Start with Structure, Then Scale

Our approach follows a deliberate arc:
  • Structure: Assess where you are, align your communications with growth goals, and identify gaps in assets, workflows, and team understanding.
  • Assets: Build the foundational materials you’ll need for repeatable, credible storytelling: decks, campaigns, landing pages, brand libraries.
  • Execution: Activate across the right channels with clarity, consistency, and a cadence you can sustain — internally or with external support.

This framework isn’t revolutionary, but it’s rare.

Most teams skip straight to execution and then wonder why growth doesn’t happen.
The truth? Without structure, execution erodes. Without assets, execution overwhelms.

Why This Matters Now

Today’s life science innovators are facing more pressure than ever. Investors expect differentiation. Partners expect polish. Talent expects clarity. You don’t get there by outsourcing to a graphic designer or waiting for a head of marketing to arrive.

You need a system, even if it starts small.

That’s the promise of a communication strategist.
Not more content and noise, but turning motion into momentum.

Final Thoughts

If you’re spending time and money on content but not seeing long-term traction, it’s not a signal to double your output. It’s a sign to zoom out.

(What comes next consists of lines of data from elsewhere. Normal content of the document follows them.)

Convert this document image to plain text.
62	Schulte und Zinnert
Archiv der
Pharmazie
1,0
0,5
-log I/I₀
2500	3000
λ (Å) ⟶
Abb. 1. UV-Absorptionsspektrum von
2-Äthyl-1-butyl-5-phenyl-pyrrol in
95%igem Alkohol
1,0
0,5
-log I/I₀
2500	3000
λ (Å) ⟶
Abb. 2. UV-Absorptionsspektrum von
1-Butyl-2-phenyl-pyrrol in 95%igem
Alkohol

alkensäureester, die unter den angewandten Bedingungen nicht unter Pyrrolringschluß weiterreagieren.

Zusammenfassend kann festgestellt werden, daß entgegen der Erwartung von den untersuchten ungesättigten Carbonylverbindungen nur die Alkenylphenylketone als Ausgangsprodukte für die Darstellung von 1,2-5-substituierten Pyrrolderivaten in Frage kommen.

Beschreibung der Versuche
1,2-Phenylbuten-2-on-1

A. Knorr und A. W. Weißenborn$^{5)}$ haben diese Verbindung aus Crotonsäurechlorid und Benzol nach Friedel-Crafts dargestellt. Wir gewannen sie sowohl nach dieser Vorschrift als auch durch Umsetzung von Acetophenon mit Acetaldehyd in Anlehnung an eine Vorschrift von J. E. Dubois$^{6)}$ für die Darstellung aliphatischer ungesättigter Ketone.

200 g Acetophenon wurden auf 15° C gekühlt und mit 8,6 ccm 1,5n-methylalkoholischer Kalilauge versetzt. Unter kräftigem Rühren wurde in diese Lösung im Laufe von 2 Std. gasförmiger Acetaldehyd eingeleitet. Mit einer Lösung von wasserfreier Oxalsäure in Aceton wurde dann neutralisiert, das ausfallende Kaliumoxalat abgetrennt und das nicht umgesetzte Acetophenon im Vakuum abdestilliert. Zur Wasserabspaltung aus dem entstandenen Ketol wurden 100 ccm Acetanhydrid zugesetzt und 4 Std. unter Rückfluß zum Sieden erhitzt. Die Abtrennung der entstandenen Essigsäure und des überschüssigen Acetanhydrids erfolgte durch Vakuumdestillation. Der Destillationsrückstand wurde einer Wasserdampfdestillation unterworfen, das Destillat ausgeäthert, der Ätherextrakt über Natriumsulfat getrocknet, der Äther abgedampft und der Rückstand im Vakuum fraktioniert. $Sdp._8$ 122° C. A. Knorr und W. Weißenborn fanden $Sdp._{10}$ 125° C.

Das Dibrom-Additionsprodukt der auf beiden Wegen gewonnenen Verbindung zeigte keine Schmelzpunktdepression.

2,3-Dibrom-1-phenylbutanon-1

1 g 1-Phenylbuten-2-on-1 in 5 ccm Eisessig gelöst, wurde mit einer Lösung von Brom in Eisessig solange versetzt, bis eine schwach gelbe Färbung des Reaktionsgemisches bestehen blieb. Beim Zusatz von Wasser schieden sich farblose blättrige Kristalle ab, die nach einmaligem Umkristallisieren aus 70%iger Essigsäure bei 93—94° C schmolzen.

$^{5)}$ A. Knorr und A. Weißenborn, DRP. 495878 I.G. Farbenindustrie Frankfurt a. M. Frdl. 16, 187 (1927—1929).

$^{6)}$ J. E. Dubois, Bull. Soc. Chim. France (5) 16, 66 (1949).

Ask yourself: Does our team know how to tell the story consistently?

If not, it’s time to stop just ticking boxes — and start building a system.

Where Smart Growth Starts

Before you commit to another campaign, take a moment to pause.

Communication struggles not because execution falls short, but because no one stopped to ask whether the foundation was ready to support the weight of growth.

The most effective marketing leaders start with a simple discipline: assess before you build.
A good assessment sharpens priorities, aligns objectives, and makes the next steps obvious.
It turns instinct into structure.

If you’re serious about scaling your marketing function into growth, that’s where the work begins.